Gruppe B Trainerweiterbildung Trainer*in B Leistungssport Ringen im BRV (16.-17.01.2026 Sportpark Nord Bischofsgrün) mit dem Lehrgangsleiter Marcel Fornoff und dem Sportwissenschaftler und ehemaligen Bundestrainer Lothar Ruch. © Ruch/BRV
Im Januar 2026 wurde, in Abstimmung mit dem Ausbildungsträger und dem Bildungsreferenten des Spitzenfachverbandes, erstmalig eine B Trainerweiterbildung der Lizenz „Trainer B Leistungssport -Ringen“ im Bayerischen Ringer-Verband e.V. organisiert und durchgeführt. Die B Trainer-Weiterbildung 2026 umfasste insgesamt 15 LE, inclusive der Arbeiten im „Homework“ zur Vorbereitung und Nachbereitung der B Trainerweiterbildung:
Themen der Weiterbildung unter anderem:
- Aktuelles: Nachwuchs-Leistungssport-Förderkonzept 2024 (Ruch 2019)

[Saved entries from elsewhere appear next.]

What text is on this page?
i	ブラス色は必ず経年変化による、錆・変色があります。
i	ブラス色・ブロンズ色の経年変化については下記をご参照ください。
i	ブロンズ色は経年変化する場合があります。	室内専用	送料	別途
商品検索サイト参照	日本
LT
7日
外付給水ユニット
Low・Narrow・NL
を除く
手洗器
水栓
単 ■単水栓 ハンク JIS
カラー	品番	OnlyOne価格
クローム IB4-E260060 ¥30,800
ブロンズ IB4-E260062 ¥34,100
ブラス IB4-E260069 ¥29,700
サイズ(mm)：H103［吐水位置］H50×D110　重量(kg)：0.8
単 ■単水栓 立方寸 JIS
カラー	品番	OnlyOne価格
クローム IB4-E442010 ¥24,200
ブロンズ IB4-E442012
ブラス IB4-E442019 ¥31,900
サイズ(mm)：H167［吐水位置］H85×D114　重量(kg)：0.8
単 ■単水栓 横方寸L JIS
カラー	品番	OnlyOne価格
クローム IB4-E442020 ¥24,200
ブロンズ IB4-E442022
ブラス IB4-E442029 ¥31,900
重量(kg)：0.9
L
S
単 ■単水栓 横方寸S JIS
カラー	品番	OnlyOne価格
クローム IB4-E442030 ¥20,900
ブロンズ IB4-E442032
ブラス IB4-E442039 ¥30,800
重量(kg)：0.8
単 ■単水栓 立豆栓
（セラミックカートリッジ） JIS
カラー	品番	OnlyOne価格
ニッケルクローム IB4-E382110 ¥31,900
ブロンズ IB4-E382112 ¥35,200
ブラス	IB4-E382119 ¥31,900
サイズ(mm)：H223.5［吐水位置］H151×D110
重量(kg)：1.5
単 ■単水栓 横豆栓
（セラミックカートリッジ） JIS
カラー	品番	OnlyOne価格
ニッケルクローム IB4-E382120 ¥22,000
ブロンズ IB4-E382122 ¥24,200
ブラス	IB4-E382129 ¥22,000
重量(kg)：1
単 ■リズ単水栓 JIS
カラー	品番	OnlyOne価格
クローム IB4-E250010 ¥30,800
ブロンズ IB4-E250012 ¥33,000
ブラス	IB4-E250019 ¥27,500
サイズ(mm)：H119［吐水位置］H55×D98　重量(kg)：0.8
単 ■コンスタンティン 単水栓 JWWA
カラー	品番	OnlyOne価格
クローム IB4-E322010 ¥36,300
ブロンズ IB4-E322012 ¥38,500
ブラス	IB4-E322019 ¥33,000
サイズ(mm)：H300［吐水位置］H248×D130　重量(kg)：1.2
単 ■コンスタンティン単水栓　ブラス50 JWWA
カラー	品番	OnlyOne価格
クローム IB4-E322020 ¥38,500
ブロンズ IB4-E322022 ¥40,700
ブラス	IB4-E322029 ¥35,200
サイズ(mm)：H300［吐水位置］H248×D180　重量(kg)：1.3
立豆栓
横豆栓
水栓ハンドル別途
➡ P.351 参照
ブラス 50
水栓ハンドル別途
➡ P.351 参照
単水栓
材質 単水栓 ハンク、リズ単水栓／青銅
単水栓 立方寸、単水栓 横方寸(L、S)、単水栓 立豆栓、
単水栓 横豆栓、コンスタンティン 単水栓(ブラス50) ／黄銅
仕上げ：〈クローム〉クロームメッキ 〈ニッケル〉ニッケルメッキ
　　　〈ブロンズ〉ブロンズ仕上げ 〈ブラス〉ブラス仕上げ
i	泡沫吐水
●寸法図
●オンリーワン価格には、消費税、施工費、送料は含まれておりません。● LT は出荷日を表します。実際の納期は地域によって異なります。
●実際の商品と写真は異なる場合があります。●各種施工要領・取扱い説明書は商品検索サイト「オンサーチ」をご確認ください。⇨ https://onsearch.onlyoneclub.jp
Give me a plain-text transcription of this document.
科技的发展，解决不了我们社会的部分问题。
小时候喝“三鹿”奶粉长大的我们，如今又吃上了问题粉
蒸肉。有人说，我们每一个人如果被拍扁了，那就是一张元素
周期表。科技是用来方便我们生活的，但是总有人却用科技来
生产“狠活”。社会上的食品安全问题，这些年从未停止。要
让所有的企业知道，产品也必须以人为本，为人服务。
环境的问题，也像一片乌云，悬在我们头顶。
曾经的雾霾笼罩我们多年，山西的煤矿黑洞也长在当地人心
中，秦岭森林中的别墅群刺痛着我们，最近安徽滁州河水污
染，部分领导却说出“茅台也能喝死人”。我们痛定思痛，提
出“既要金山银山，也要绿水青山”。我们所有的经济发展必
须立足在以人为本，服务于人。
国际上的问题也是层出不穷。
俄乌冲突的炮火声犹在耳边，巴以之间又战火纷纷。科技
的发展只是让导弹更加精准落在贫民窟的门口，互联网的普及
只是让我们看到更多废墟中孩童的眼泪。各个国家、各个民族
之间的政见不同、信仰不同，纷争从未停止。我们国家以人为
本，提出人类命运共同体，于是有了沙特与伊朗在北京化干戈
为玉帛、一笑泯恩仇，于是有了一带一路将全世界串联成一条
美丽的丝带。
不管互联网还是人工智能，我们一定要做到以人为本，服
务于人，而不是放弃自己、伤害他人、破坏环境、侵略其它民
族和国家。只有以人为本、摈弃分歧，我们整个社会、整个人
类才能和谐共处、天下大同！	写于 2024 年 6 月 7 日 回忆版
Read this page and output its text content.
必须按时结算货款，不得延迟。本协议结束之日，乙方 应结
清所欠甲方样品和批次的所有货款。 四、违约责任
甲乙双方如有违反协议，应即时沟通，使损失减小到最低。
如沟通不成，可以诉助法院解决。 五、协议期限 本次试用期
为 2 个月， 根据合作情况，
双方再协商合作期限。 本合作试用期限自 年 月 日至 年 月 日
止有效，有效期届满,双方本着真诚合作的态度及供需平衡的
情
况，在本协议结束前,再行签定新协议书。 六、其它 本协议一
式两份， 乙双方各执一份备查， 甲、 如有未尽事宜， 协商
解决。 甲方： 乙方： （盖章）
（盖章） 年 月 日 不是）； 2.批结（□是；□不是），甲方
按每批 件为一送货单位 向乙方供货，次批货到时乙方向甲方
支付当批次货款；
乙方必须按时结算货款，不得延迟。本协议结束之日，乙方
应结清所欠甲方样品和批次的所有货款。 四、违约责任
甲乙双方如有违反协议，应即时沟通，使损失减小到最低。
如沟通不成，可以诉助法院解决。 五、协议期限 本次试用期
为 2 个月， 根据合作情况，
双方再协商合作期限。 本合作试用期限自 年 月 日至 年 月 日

- Aktuelle Informationen zu Kaderrichtlinien LK1; NK1 und NK2
- Ringkampf-Abzeichen RikA Gold (Theorie und Praxis)
- Anforderungen und Prüfung RikA
- Systematik des Techniktrainings im Ringen mit Prozesscharakter (Aufbautraining AT I und AT II)
- Schaffen und Nutzen von günstigen dynamischen Situationen in Technikkomplexen mit Hinweisen für das Angreifer- und das Gegnerverhalten (Theorie und Praxis)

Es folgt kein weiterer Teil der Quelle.